Attackers are also using AI themselves now to generate more convincing fake personas, automating engagement, and even testing which content performs best. This means detection is getting harder, not easier. There’s also the inconsistency in how platforms respond. Some are quick to act on takedown requests. Others, not so much. That’s why collaboration and building partnerships is going to be just as important as the technology itself. Our goal is to stay ahead of the curve by building flexible, smart systems that can adapt as these threats evolve.

Q3. What technologies or services does ZeroFox plan on highlighting at Black Hat USA 2025? What are you hoping customers and other attendees at the event will take away from your company’s participation at the event?

Most businesses are now faced with an exponentially larger attack surface that extends much beyond their perimeter and has created gaping holes in existing security coverage. We’re looking forward to connecting with attendees to dive deeper into today’s actors and their TTPs, spearheading conversations on who we’re up against and how they’re modernizing campaigns so that security leaders can better manage their exposure. And, we’re also hoping that we can educate them on who ZeroFox really is; our platform is the pre-eminent solution for organizations wanting to manage the risks associated with their digital footprint.

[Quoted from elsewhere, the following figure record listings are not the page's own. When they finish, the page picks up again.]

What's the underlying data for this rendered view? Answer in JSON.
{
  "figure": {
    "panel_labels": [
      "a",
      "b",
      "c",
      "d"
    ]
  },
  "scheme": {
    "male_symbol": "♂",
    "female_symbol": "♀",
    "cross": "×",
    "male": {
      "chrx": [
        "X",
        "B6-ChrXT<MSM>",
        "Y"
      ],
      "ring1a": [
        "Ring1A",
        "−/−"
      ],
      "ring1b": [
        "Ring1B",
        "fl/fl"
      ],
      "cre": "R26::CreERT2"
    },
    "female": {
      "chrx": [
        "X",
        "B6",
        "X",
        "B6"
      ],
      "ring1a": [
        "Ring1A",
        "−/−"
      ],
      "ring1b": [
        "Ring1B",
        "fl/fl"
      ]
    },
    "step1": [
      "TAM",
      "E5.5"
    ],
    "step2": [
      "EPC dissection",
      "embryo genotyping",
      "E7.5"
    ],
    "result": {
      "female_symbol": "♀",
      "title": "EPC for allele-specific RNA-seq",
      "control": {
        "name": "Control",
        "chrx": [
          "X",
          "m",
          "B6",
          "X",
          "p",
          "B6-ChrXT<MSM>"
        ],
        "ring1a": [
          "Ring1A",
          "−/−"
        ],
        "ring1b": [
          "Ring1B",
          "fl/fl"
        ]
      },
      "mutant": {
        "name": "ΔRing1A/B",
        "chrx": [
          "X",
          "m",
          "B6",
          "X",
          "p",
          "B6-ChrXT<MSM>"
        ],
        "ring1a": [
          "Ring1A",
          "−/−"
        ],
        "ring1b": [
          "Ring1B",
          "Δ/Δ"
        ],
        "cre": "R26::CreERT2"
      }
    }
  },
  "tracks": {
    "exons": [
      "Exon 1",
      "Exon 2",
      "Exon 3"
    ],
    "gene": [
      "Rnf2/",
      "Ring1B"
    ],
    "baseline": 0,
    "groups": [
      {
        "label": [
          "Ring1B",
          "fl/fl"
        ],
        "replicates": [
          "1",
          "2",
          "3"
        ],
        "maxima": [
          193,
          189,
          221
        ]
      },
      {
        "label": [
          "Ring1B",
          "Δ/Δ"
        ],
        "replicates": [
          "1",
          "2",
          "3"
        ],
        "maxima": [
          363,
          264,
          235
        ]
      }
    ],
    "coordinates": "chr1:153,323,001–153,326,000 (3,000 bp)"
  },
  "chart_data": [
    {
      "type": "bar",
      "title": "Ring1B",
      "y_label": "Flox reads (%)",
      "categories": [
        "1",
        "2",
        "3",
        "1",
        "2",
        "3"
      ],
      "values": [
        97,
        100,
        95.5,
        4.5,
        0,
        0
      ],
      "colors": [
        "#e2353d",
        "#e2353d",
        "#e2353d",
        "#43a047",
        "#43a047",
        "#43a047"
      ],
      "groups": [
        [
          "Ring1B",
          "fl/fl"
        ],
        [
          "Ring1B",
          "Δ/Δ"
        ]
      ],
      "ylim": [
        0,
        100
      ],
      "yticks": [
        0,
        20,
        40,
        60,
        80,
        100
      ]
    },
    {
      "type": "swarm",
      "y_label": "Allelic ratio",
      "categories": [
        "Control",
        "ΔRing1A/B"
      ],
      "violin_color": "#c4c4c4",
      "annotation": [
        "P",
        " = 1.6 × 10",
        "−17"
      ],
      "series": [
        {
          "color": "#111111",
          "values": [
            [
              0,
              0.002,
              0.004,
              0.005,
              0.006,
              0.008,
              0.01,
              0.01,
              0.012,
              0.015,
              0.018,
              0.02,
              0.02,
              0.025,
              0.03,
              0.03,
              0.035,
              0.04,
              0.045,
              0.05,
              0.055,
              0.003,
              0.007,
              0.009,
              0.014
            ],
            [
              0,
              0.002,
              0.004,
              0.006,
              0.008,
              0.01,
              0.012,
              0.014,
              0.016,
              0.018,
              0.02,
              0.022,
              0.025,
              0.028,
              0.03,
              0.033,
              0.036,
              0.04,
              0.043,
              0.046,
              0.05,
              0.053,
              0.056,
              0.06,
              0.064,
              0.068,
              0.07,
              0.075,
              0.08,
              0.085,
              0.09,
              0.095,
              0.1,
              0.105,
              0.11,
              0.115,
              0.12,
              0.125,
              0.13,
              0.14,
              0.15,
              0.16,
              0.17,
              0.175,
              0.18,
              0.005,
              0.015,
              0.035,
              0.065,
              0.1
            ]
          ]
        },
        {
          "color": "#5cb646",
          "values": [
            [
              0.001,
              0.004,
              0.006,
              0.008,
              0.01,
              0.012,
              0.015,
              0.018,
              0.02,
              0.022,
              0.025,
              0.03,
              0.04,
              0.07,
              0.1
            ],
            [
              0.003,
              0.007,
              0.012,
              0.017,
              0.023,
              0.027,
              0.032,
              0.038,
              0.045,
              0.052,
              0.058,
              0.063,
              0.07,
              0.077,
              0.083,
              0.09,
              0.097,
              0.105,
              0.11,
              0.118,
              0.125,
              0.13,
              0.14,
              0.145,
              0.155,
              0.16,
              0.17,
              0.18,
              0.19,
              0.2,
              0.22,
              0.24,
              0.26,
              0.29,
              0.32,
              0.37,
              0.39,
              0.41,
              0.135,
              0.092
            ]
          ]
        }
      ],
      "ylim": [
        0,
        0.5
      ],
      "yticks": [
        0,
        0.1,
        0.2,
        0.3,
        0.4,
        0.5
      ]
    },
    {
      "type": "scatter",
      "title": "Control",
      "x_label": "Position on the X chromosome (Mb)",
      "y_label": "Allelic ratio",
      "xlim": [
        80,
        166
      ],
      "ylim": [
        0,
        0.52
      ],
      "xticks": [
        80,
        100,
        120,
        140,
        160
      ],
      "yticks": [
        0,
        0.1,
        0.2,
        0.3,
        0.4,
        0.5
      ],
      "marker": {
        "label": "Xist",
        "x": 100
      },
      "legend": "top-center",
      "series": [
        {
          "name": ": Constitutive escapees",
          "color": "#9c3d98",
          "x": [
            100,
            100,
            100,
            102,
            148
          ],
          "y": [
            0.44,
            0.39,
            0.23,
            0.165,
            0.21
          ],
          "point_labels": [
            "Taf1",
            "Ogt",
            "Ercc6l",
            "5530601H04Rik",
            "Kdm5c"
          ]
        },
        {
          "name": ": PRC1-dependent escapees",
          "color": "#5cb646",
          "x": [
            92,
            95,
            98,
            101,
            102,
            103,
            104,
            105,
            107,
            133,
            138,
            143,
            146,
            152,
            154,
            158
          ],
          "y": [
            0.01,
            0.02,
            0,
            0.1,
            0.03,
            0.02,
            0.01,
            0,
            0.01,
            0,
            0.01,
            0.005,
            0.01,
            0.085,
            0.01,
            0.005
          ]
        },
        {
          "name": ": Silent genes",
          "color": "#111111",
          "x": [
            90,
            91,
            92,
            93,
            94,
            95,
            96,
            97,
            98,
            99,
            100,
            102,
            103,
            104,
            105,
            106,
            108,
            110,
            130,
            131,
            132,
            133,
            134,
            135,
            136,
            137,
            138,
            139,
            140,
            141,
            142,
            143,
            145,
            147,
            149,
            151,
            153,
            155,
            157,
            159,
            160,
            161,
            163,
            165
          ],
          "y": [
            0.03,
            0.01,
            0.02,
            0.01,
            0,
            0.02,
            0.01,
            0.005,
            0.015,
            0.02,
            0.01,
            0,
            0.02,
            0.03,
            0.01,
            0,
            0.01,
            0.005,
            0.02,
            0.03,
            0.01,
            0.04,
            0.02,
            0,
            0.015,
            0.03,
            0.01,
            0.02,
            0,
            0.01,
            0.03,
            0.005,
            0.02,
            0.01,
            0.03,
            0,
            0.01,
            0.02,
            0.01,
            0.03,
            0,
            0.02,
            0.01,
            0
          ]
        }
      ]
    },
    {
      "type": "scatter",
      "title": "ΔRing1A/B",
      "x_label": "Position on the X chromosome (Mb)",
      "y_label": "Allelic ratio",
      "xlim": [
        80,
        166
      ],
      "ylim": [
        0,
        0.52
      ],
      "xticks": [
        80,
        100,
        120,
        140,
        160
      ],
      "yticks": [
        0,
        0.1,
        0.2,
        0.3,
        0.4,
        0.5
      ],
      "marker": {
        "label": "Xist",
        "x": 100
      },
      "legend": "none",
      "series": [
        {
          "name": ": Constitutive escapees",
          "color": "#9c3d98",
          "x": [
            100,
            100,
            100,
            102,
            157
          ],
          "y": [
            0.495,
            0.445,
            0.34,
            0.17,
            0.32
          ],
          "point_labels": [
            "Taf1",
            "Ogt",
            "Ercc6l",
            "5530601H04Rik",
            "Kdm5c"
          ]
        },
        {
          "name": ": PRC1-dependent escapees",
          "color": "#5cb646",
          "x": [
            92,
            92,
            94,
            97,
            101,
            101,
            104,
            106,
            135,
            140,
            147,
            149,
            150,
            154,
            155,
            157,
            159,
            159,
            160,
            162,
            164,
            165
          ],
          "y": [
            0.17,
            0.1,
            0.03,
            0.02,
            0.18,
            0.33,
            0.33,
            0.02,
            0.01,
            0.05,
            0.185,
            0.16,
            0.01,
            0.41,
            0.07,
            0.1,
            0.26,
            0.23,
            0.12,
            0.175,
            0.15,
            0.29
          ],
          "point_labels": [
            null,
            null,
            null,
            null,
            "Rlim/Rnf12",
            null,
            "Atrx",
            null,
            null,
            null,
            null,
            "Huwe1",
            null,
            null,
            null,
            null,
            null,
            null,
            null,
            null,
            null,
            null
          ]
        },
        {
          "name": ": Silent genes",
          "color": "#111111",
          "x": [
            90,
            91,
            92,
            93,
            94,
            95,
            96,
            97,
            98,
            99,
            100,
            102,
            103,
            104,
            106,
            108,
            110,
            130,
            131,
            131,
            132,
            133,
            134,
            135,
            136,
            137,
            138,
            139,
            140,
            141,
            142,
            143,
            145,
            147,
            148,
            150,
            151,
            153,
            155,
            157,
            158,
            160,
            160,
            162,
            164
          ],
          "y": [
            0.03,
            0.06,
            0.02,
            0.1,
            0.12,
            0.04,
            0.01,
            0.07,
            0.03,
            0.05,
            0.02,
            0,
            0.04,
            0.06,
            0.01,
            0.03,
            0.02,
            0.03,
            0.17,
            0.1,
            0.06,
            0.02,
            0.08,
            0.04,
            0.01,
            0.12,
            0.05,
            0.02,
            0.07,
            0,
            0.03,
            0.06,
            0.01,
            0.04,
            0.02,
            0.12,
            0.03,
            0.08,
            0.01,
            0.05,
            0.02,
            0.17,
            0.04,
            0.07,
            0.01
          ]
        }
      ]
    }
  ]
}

At Black Hat, we’ll be demonstrating how the ZeroFox platform combines Threat Intelligence, Attack Surface Discovery, Digital Risk Protection and Adversary infrastructure Disruption. It's only when these ingredients come together that we can meet the challenge of exposing, disrupting and responding to these external threats. We will also be highlighting how AI is changing the threat landscape and how the security community can counter their advances with defense AI technologies that can keep pace.

Our goal is to use AI as a catalyst for helping the humans in the loop make sense of complex risk data sets faster and more completely, reducing time to decision and improving decision accuracy for those who have to defend organizations; not just using it as a tool for smarter detection or process automation.